Madam, - Paul Scanlon asserts (January 11th) that "the visit by Ariel Sharon to the Al-Aqsa mosque and the Dome of the Rock in Jerusalem" was the "final straw" which sparked the second intifada in 2000.

In fact, Sharon's visit was to neither of the two mosques mentioned, but to the Temple Mount, the holiest site in Judaism, only part of which is occupied by the mosques. The visit may have been unwise, but the first intensive violence did not begin until the following day, after a sermon at the Al-Aqsa mosque had incited worshippers with false rumours of a Jewish plan to tear down their mosque.

The Palestinian Authority's communications minister, Imad al-Faluji, stated in 2001: "Whoever thinks that the intifada broke out because of the despised Sharon's visit to the Al-Aqsa mosque is wrong.

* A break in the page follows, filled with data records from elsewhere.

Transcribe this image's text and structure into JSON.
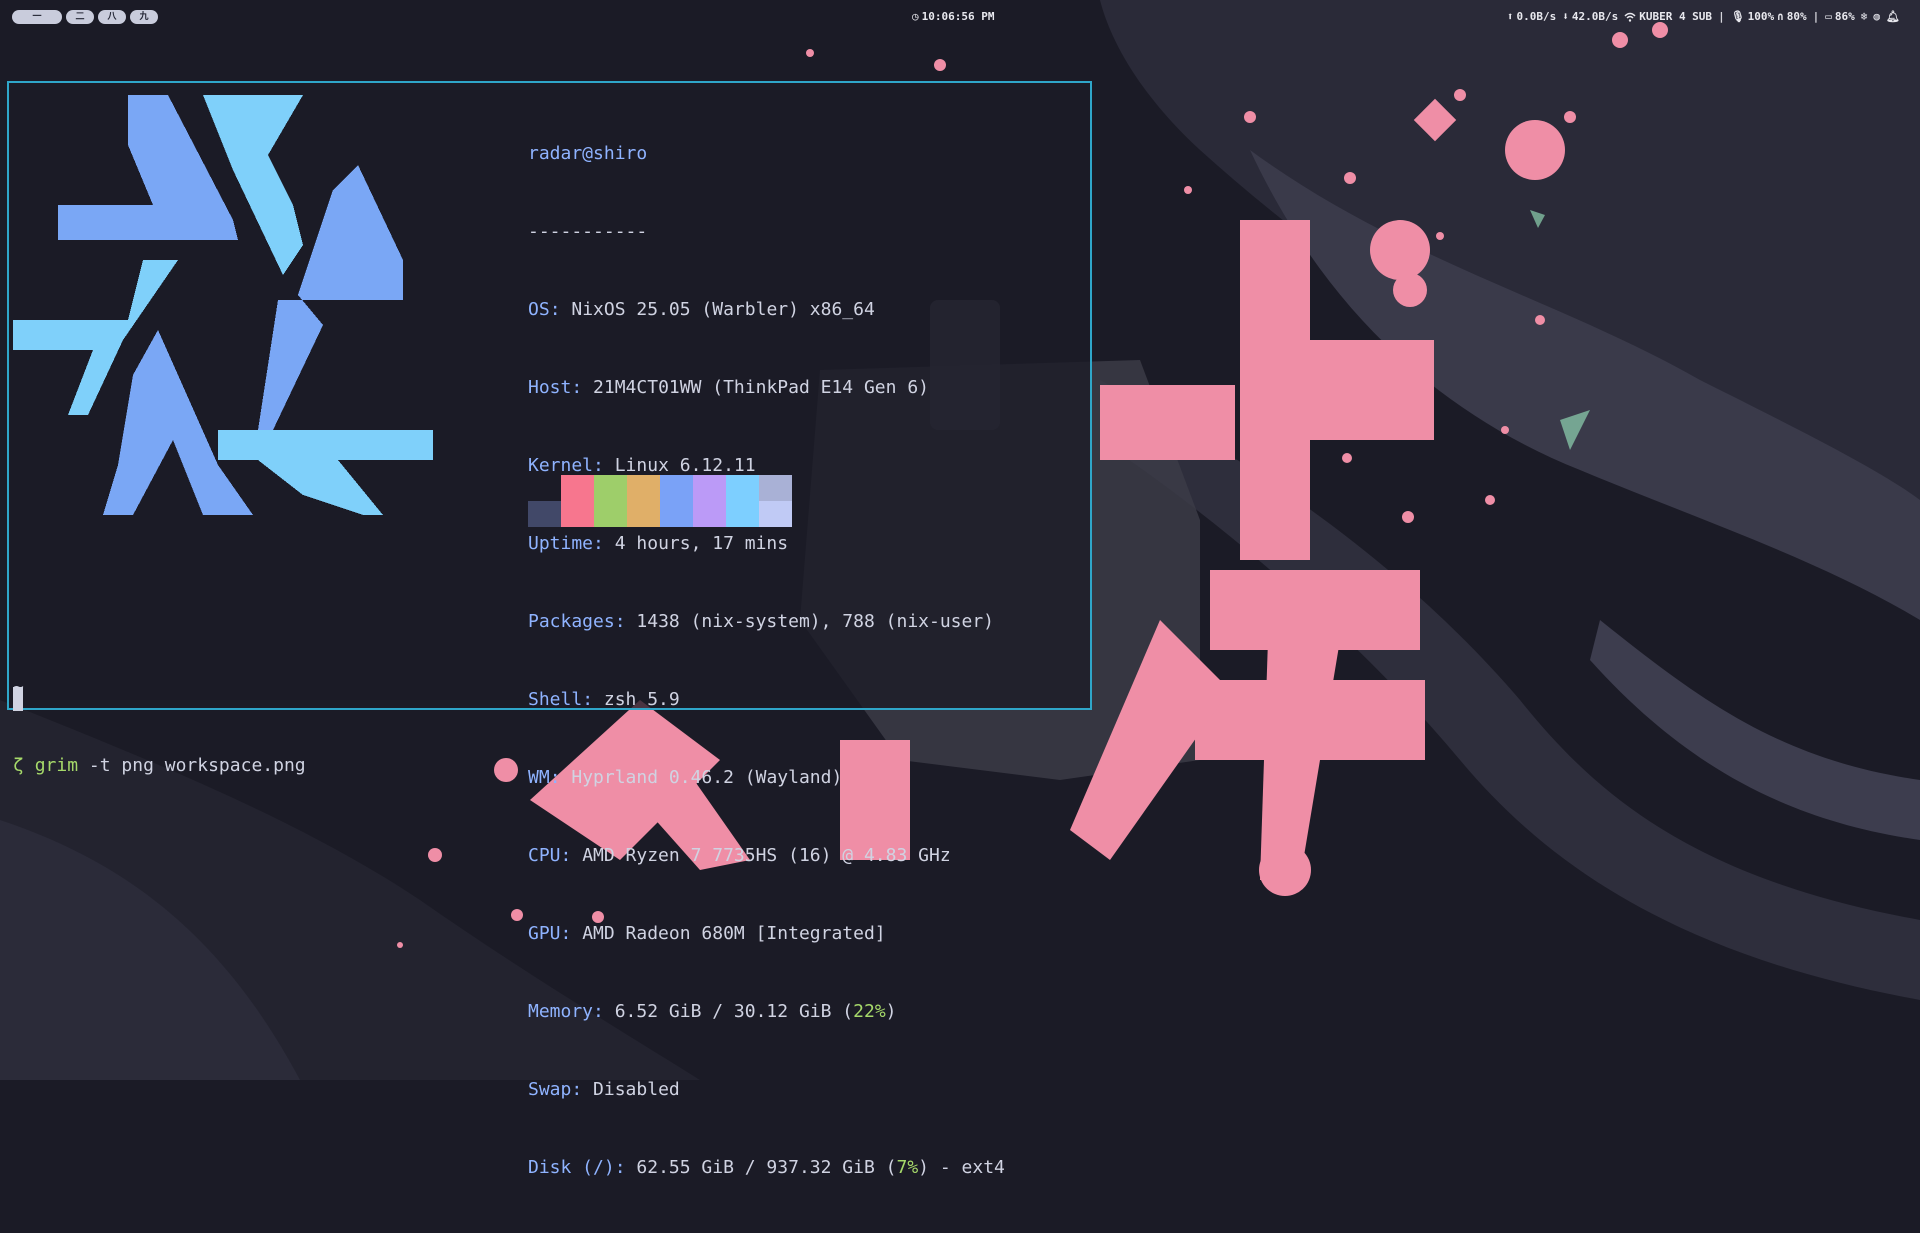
{
  "bar": {
    "workspaces": [
      {
        "label": "一",
        "active": true
      },
      {
        "label": "二",
        "active": false
      },
      {
        "label": "八",
        "active": false
      },
      {
        "label": "九",
        "active": false
      }
    ],
    "clock": {
      "icon": "clock-icon",
      "time": "10:06:56 PM"
    },
    "network": {
      "upload": "0.0B/s",
      "download": "42.0B/s",
      "wifi_icon": "wifi-icon",
      "ssid": "KUBER 4 SUB"
    },
    "audio": {
      "mic": "100%",
      "headphones": "80%"
    },
    "battery": "86%",
    "tray_icons": [
      "nix-icon",
      "steam-icon",
      "bell-icon"
    ]
  },
  "terminal": {
    "title": "radar@shiro",
    "separator": "-----------",
    "fields": [
      {
        "key": "OS",
        "value": "NixOS 25.05 (Warbler) x86_64"
      },
      {
        "key": "Host",
        "value": "21M4CT01WW (ThinkPad E14 Gen 6)"
      },
      {
        "key": "Kernel",
        "value": "Linux 6.12.11"
      },
      {
        "key": "Uptime",
        "value": "4 hours, 17 mins"
      },
      {
        "key": "Packages",
        "value": "1438 (nix-system), 788 (nix-user)"
      },
      {
        "key": "Shell",
        "value": "zsh 5.9"
      },
      {
        "key": "WM",
        "value": "Hyprland 0.46.2 (Wayland)"
      },
      {
        "key": "CPU",
        "value": "AMD Ryzen 7 7735HS (16) @ 4.83 GHz"
      },
      {
        "key": "GPU",
        "value": "AMD Radeon 680M [Integrated]"
      },
      {
        "key": "Memory",
        "value": "6.52 GiB / 30.12 GiB (",
        "pct": "22%",
        "tail": ")"
      },
      {
        "key": "Swap",
        "value": "Disabled"
      },
      {
        "key": "Disk (/)",
        "value": "62.55 GiB / 937.32 GiB (",
        "pct": "7%",
        "tail": ") - ext4"
      }
    ],
    "palette_top": [
      "#1b1b26",
      "#f7768e",
      "#9ece6a",
      "#e0af68",
      "#7aa2f7",
      "#bb9af7",
      "#7dcfff",
      "#a9b1d6"
    ],
    "palette_bottom": [
      "#414868",
      "#f7768e",
      "#9ece6a",
      "#e0af68",
      "#7aa2f7",
      "#bb9af7",
      "#7dcfff",
      "#c0caf5"
    ],
    "prompt": {
      "dir": "~",
      "arrow": "ζ",
      "command": "grim",
      "args": " -t png workspace.png"
    },
    "colors": {
      "border": "#2fa6c9",
      "key": "#8fb3ff",
      "accent_green": "#a6d96a",
      "logo_dark": "#7aa7f5",
      "logo_light": "#7fd0fa"
    }
  },
  "wallpaper": {
    "accent_pink": "#ef8ea6",
    "bg": "#1b1b26"
  }
}
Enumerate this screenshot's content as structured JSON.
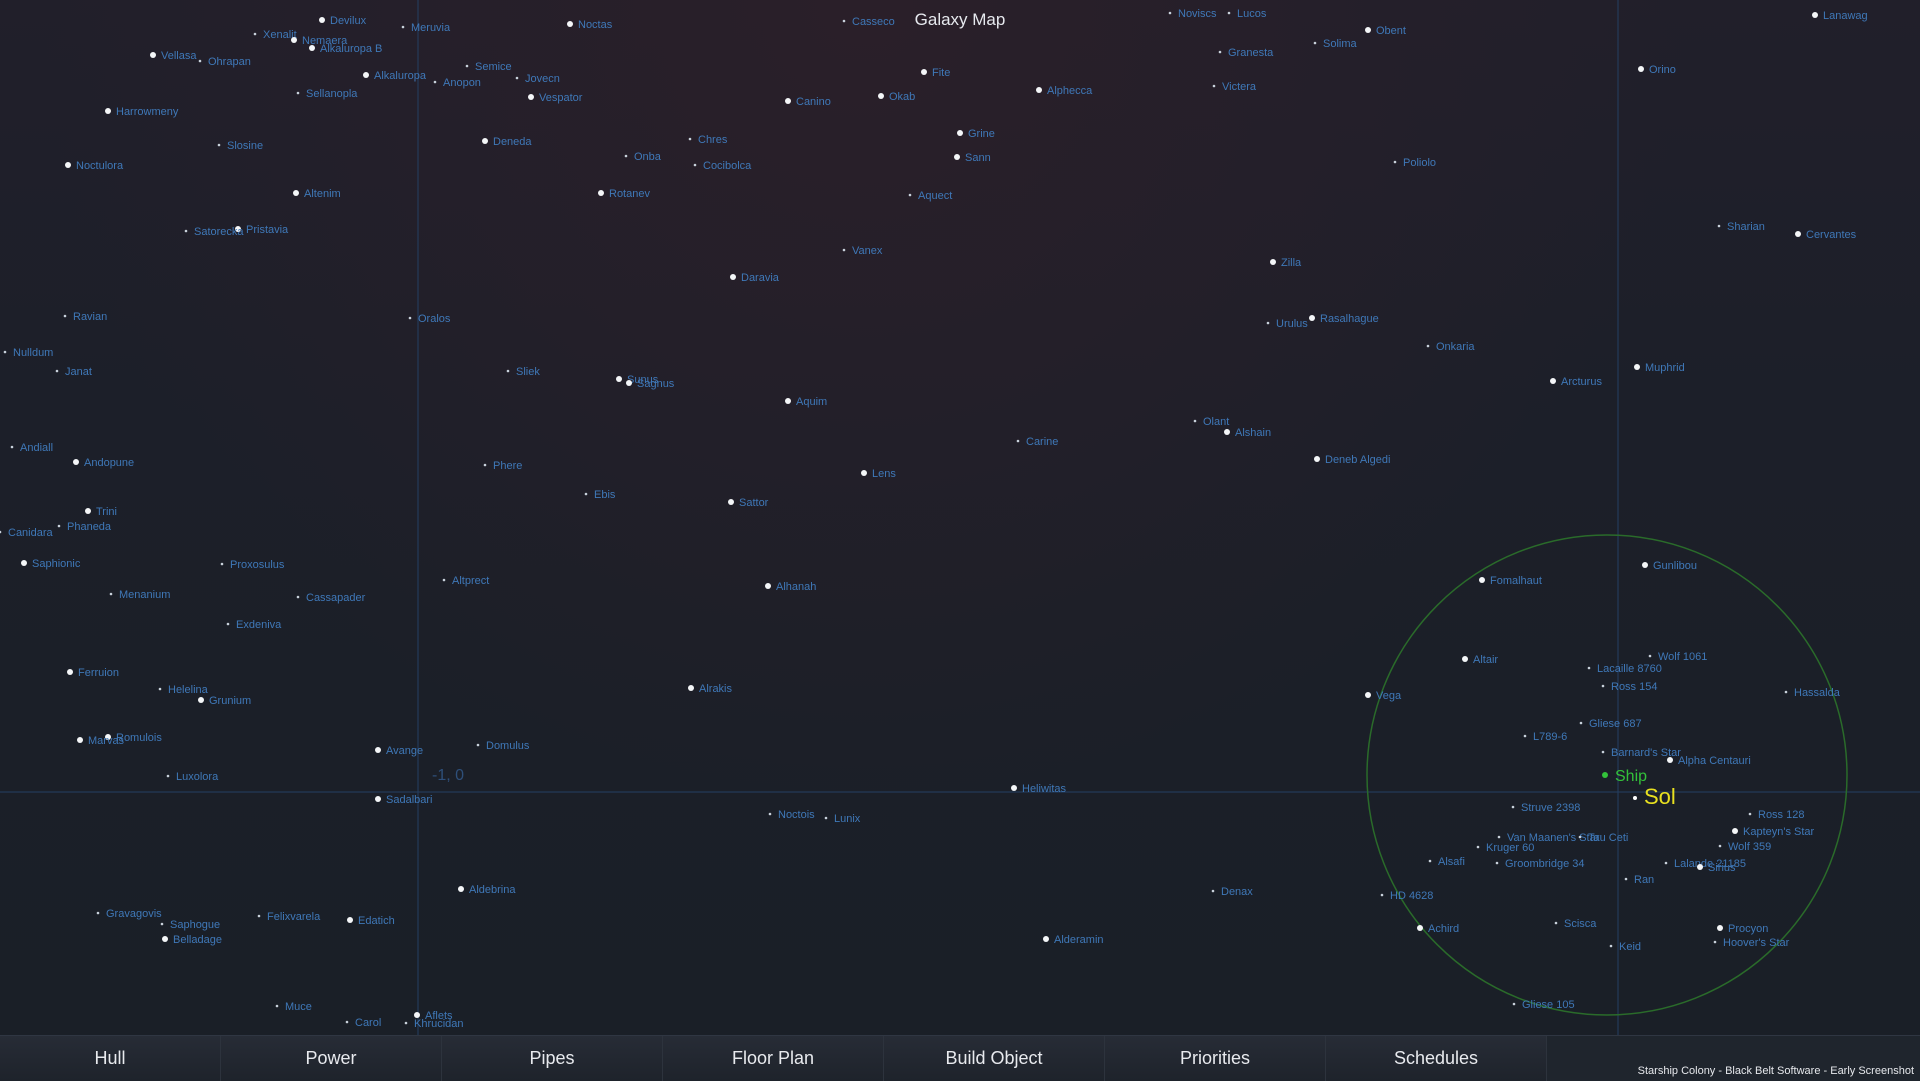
{
  "title": "Galaxy Map",
  "coordinate_label": "-1, 0",
  "ship_label": "Ship",
  "home_label": "Sol",
  "footer_credit": "Starship Colony - Black Belt Software - Early Screenshot",
  "colors": {
    "ship": "#33c23a",
    "home": "#e8e020",
    "range_ring": "#2a6b2a",
    "star_label": "#3f78b8",
    "grid": "#27456b"
  },
  "toolbar": {
    "tabs": [
      "Hull",
      "Power",
      "Pipes",
      "Floor Plan",
      "Build Object",
      "Priorities",
      "Schedules"
    ]
  },
  "stars": [
    {
      "name": "Devilux",
      "big": true
    },
    {
      "name": "Meruvia",
      "big": false
    },
    {
      "name": "Noctas",
      "big": true
    },
    {
      "name": "Casseco",
      "big": false
    },
    {
      "name": "Lucos",
      "big": false
    },
    {
      "name": "Noviscs",
      "big": false
    },
    {
      "name": "Obent",
      "big": true
    },
    {
      "name": "Lanawag",
      "big": true
    },
    {
      "name": "Xenalit",
      "big": false
    },
    {
      "name": "Nemaera",
      "big": true
    },
    {
      "name": "Alkaluropa B",
      "big": true
    },
    {
      "name": "Vellasa",
      "big": true
    },
    {
      "name": "Ohrapan",
      "big": false
    },
    {
      "name": "Semice",
      "big": false
    },
    {
      "name": "Solima",
      "big": false
    },
    {
      "name": "Granesta",
      "big": false
    },
    {
      "name": "Orino",
      "big": true
    },
    {
      "name": "Alkaluropa",
      "big": true
    },
    {
      "name": "Anopon",
      "big": false
    },
    {
      "name": "Jovecn",
      "big": false
    },
    {
      "name": "Fite",
      "big": true
    },
    {
      "name": "Alphecca",
      "big": true
    },
    {
      "name": "Victera",
      "big": false
    },
    {
      "name": "Sellanopla",
      "big": false
    },
    {
      "name": "Vespator",
      "big": true
    },
    {
      "name": "Okab",
      "big": true
    },
    {
      "name": "Canino",
      "big": true
    },
    {
      "name": "Harrowmeny",
      "big": true
    },
    {
      "name": "Grine",
      "big": true
    },
    {
      "name": "Deneda",
      "big": true
    },
    {
      "name": "Slosine",
      "big": false
    },
    {
      "name": "Chres",
      "big": false
    },
    {
      "name": "Sann",
      "big": true
    },
    {
      "name": "Noctulora",
      "big": true
    },
    {
      "name": "Onba",
      "big": false
    },
    {
      "name": "Cocibolca",
      "big": false
    },
    {
      "name": "Poliolo",
      "big": false
    },
    {
      "name": "Altenim",
      "big": true
    },
    {
      "name": "Rotanev",
      "big": true
    },
    {
      "name": "Aquect",
      "big": false
    },
    {
      "name": "Pristavia",
      "big": true
    },
    {
      "name": "Satorecka",
      "big": false
    },
    {
      "name": "Sharian",
      "big": false
    },
    {
      "name": "Cervantes",
      "big": true
    },
    {
      "name": "Vanex",
      "big": false
    },
    {
      "name": "Zilla",
      "big": true
    },
    {
      "name": "Daravia",
      "big": true
    },
    {
      "name": "Ravian",
      "big": false
    },
    {
      "name": "Oralos",
      "big": false
    },
    {
      "name": "Urulus",
      "big": false
    },
    {
      "name": "Rasalhague",
      "big": true
    },
    {
      "name": "Onkaria",
      "big": false
    },
    {
      "name": "Nulldum",
      "big": false
    },
    {
      "name": "Arcturus",
      "big": true
    },
    {
      "name": "Muphrid",
      "big": true
    },
    {
      "name": "Janat",
      "big": false
    },
    {
      "name": "Sliek",
      "big": false
    },
    {
      "name": "Sunus",
      "big": true
    },
    {
      "name": "Sagnus",
      "big": true
    },
    {
      "name": "Aquim",
      "big": true
    },
    {
      "name": "Olant",
      "big": false
    },
    {
      "name": "Alshain",
      "big": true
    },
    {
      "name": "Carine",
      "big": false
    },
    {
      "name": "Andiall",
      "big": false
    },
    {
      "name": "Andopune",
      "big": true
    },
    {
      "name": "Phere",
      "big": false
    },
    {
      "name": "Deneb Algedi",
      "big": true
    },
    {
      "name": "Lens",
      "big": true
    },
    {
      "name": "Ebis",
      "big": false
    },
    {
      "name": "Sattor",
      "big": true
    },
    {
      "name": "Trini",
      "big": true
    },
    {
      "name": "Phaneda",
      "big": false
    },
    {
      "name": "Canidara",
      "big": false
    },
    {
      "name": "Saphionic",
      "big": true
    },
    {
      "name": "Proxosulus",
      "big": false
    },
    {
      "name": "Altprect",
      "big": false
    },
    {
      "name": "Gunlibou",
      "big": true
    },
    {
      "name": "Fomalhaut",
      "big": true
    },
    {
      "name": "Alhanah",
      "big": true
    },
    {
      "name": "Menanium",
      "big": false
    },
    {
      "name": "Cassapader",
      "big": false
    },
    {
      "name": "Exdeniva",
      "big": false
    },
    {
      "name": "Wolf 1061",
      "big": false
    },
    {
      "name": "Altair",
      "big": true
    },
    {
      "name": "Lacaille 8760",
      "big": false
    },
    {
      "name": "Ferruion",
      "big": true
    },
    {
      "name": "Ross 154",
      "big": false
    },
    {
      "name": "Helelina",
      "big": false
    },
    {
      "name": "Vega",
      "big": true
    },
    {
      "name": "Alrakis",
      "big": true
    },
    {
      "name": "Hassalda",
      "big": false
    },
    {
      "name": "Grunium",
      "big": true
    },
    {
      "name": "Gliese 687",
      "big": false
    },
    {
      "name": "L789-6",
      "big": false
    },
    {
      "name": "Romulois",
      "big": true
    },
    {
      "name": "Marvas",
      "big": true
    },
    {
      "name": "Domulus",
      "big": false
    },
    {
      "name": "Avange",
      "big": true
    },
    {
      "name": "Barnard's Star",
      "big": false
    },
    {
      "name": "Alpha Centauri",
      "big": true
    },
    {
      "name": "Luxolora",
      "big": false
    },
    {
      "name": "Sadalbari",
      "big": true
    },
    {
      "name": "Noctois",
      "big": false
    },
    {
      "name": "Lunix",
      "big": false
    },
    {
      "name": "Heliwitas",
      "big": true
    },
    {
      "name": "Struve 2398",
      "big": false
    },
    {
      "name": "Ross 128",
      "big": false
    },
    {
      "name": "Van Maanen's Star",
      "big": false
    },
    {
      "name": "Tau Ceti",
      "big": false
    },
    {
      "name": "Kapteyn's Star",
      "big": true
    },
    {
      "name": "Wolf 359",
      "big": false
    },
    {
      "name": "Kruger 60",
      "big": false
    },
    {
      "name": "Alsafi",
      "big": false
    },
    {
      "name": "Groombridge 34",
      "big": false
    },
    {
      "name": "Lalande 21185",
      "big": false
    },
    {
      "name": "Sirius",
      "big": true
    },
    {
      "name": "Ran",
      "big": false
    },
    {
      "name": "Aldebrina",
      "big": true
    },
    {
      "name": "Denax",
      "big": false
    },
    {
      "name": "HD 4628",
      "big": false
    },
    {
      "name": "Achird",
      "big": true
    },
    {
      "name": "Scisca",
      "big": false
    },
    {
      "name": "Procyon",
      "big": true
    },
    {
      "name": "Hoover's Star",
      "big": false
    },
    {
      "name": "Gravagovis",
      "big": false
    },
    {
      "name": "Felixvarela",
      "big": false
    },
    {
      "name": "Edatich",
      "big": true
    },
    {
      "name": "Saphogue",
      "big": false
    },
    {
      "name": "Belladage",
      "big": true
    },
    {
      "name": "Alderamin",
      "big": true
    },
    {
      "name": "Keid",
      "big": false
    },
    {
      "name": "Muce",
      "big": false
    },
    {
      "name": "Aflets",
      "big": true
    },
    {
      "name": "Carol",
      "big": false
    },
    {
      "name": "Khrucidan",
      "big": false
    },
    {
      "name": "Gliese 105",
      "big": false
    }
  ]
}
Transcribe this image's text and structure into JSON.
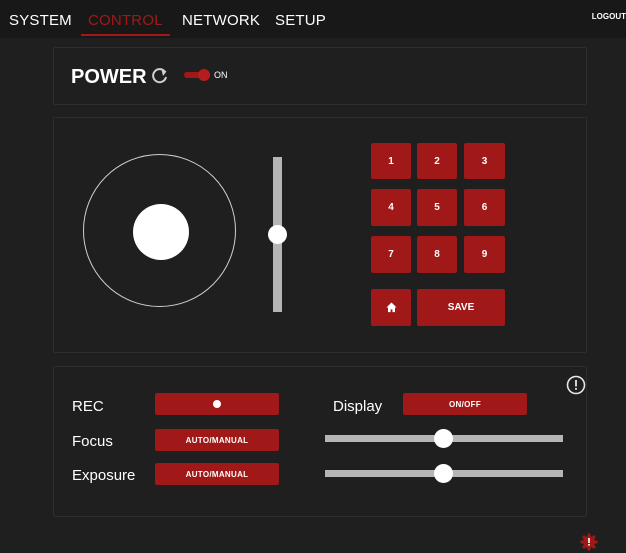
{
  "nav": {
    "tabs": [
      {
        "label": "SYSTEM"
      },
      {
        "label": "CONTROL"
      },
      {
        "label": "NETWORK"
      },
      {
        "label": "SETUP"
      }
    ],
    "active_tab": "CONTROL",
    "logout_label": "LOGOUT"
  },
  "power": {
    "label": "POWER",
    "refresh_icon": "refresh-icon",
    "toggle_state": "ON",
    "toggle_on": true
  },
  "ptz": {
    "joystick_icon": "joystick",
    "zoom_level": 0.5,
    "keypad": [
      "1",
      "2",
      "3",
      "4",
      "5",
      "6",
      "7",
      "8",
      "9"
    ],
    "home_icon": "home-icon",
    "save_label": "SAVE"
  },
  "settings": {
    "info_icon": "info-icon",
    "rec_label": "REC",
    "rec_icon": "record-dot",
    "focus_label": "Focus",
    "focus_button": "AUTO/MANUAL",
    "exposure_label": "Exposure",
    "exposure_button": "AUTO/MANUAL",
    "display_label": "Display",
    "display_button": "ON/OFF",
    "focus_level": 0.5,
    "exposure_level": 0.5
  },
  "footer": {
    "settings_icon": "gear-icon"
  },
  "colors": {
    "accent": "#a01818",
    "background": "#1f1f1f",
    "topbar": "#181818"
  }
}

This intifada was planned in advance, ever since President Arafat's return from the Camp David negotiations, where he turned the table upside down on President Clinton." The jailed terrorist Marwan Barghouti said the same year: "The intifada did not start because of Sharon's visit to Al-Aqsa. The intifada began because the Palestinians did not approve of the peace process in its previous form."

There was nothing spontaneous about the uprising. A Boston Globe journalist at the time reported seeing the stone-throwing youths being supplied all day with wheelbarrows full of rocks from inside the Al-Aqsa compound. Another Palestinian Authority minister, Faisal Husseini, admitted to encouraging the start of the stone-throwing and, equally, to turning it off within minutes at about 5pm.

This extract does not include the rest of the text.